Cancer and the Value of Empathy with Dr. William Ramirez

The doctor has been fighting the disease for a little over two years, claiming that he has found a balance between his profession and personal life.

Dr. William Ramirez, OB/GYN, maternal-fetal medicine specialist and multiple myeloma survivor. Photo: Medicine and Public Health magazine.

In September 2021 Dr. William RamirezAn outstanding obstetrician-gynecologist specializing in maternal-fetal medicine received an unexpected diagnosis that changed the course of his life: multiple myeloma.

“This is a unique moment in life, this is a situation where your mind becomes clouded, from the clinical aspect, as a professional in a subspecialty, and you fall at that moment, there are a lot of mixed feelings, a lot of thoughts, a lot of ideas. come,” express.

A healthcare professional experienced significant changes in his life and outlook after receiving a diagnosis following research due to back discomfort. During this period, he reflected on his achievements, upcoming activities, the people around him and how the situation might affect them.

Time to rethink your life

At this time his professional practice reached its peak and the services and achievements in the hospitals where he worked experienced marked growth and development. On a personal level, his daughters were entering adulthood and he was in a new phase of his family life with his current wife.

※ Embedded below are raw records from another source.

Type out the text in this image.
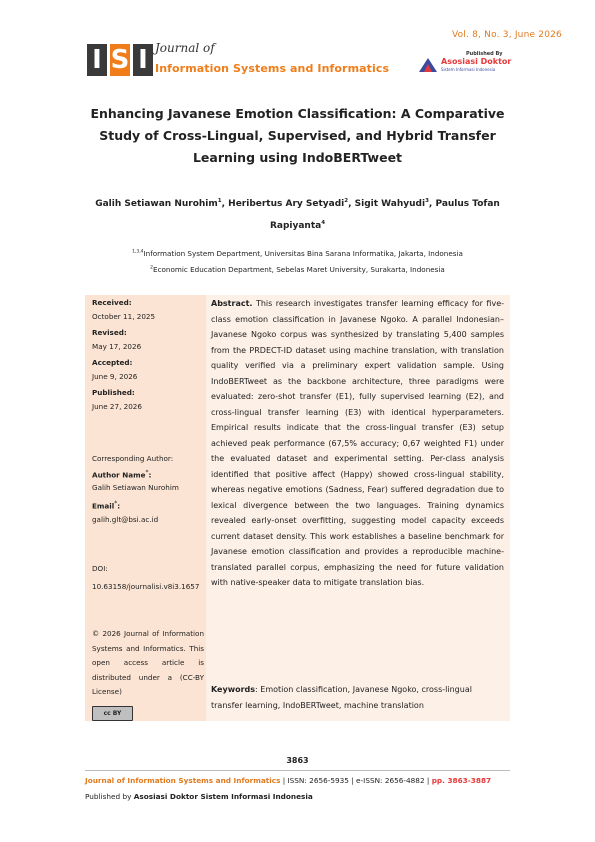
Vol. 8, No. 3, June 2026
I S I Journal of
Information Systems and Informatics
Published By
Asosiasi Doktor
Sistem Informasi Indonesia
Enhancing Javanese Emotion Classification: A Comparative Study of Cross-Lingual, Supervised, and Hybrid Transfer Learning using IndoBERTweet
Galih Setiawan Nurohim$^1$, Heribertus Ary Setyadi$^2$, Sigit Wahyudi$^3$, Paulus Tofan Rapiyanta$^4$
$^{1,3,4}$Information System Department, Universitas Bina Sarana Informatika, Jakarta, Indonesia
$^2$Economic Education Department, Sebelas Maret University, Surakarta, Indonesia
Received:
October 11, 2025
Revised:
May 17, 2026
Accepted:
June 9, 2026
Published:
June 27, 2026
Corresponding Author:
Author Name*:
Galih Setiawan Nurohim
Email*:
galih.glt@bsi.ac.id
DOI:
10.63158/journalisi.v8i3.1657
© 2026 Journal of Information Systems and Informatics. This open access article is distributed under a (CC-BY License)
cc BY
Abstract. This research investigates transfer learning efficacy for five-class emotion classification in Javanese Ngoko. A parallel Indonesian–Javanese Ngoko corpus was synthesized by translating 5,400 samples from the PRDECT-ID dataset using machine translation, with translation quality verified via a preliminary expert validation sample. Using IndoBERTweet as the backbone architecture, three paradigms were evaluated: zero-shot transfer (E1), fully supervised learning (E2), and cross-lingual transfer learning (E3) with identical hyperparameters. Empirical results indicate that the cross-lingual transfer (E3) setup achieved peak performance (67,5% accuracy; 0,67 weighted F1) under the evaluated dataset and experimental setting. Per-class analysis identified that positive affect (Happy) showed cross-lingual stability, whereas negative emotions (Sadness, Fear) suffered degradation due to lexical divergence between the two languages. Training dynamics revealed early-onset overfitting, suggesting model capacity exceeds current dataset density. This work establishes a baseline benchmark for Javanese emotion classification and provides a reproducible machine-translated parallel corpus, emphasizing the need for future validation with native-speaker data to mitigate translation bias.
Keywords: Emotion classification, Javanese Ngoko, cross-lingual transfer learning, IndoBERTweet, machine translation
3863
Journal of Information Systems and Informatics | ISSN: 2656-5935 | e-ISSN: 2656-4882 | pp. 3863-3887
Published by Asosiasi Doktor Sistem Informasi Indonesia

“All of these things came together in my thoughts and feelings and caused a series of reactions in me that essentially restructured me and started looking for solutions and alternatives,” he added.

Problems you have faced

The specialist highlighted the most significant challenges he faced as a healthcare professional when he had to adapt his lifestyle, especially in relation to the treatment he was about to receive: chemotherapy. Coping with a weakened immune system and spinal injuries that could limit his mobility in the future presented a significant challenge. Adjusting all these considerations for both the short and long term has proven challenging.

“For me, the advantage is that I work in a hospital group where we are all like a big family, and I have had the support of many colleagues who helped me cure my disease and helped me continue to care for my patients because I belong to the group, where we trained with three other gynecologists and are now ten of us, where the care of our patients was slightly modified due to my condition,” he recalls.

As a healthcare professional, you tend to neglect your own well-being.

Dr. Ramirez reflected on the tendency of health care workers to sometimes neglect their own health, an observation that applies not only to cancer patients, but also to many colleagues in various fields. She stressed the importance of balancing daily life, learning to manage stress and seeking professional support, whether through counselling, psychologists or other support providers.

“I am still on treatment, chemotherapy, trying to complete the initial process, thank God the bone marrow transplant was successful and maintenance treatment is for the next 6-8 months as the next studies and biopsies are negative as they have turned out so far. The day can sometimes be stressful, when I am with a lot of patients, when I have to travel, it is tiring but physically, but I feel like I have reached a point of balance,” he said.

Lessons Learned

“The most important lesson is that when you work in healthcare and you see different things, different diagnoses, you try to have empathy for patients, to be able to put yourself in that patient’s shoes, you can try to understand, but not until the doctor will become a patient. We cannot lose focus, we must look back at what we have done,” he concluded.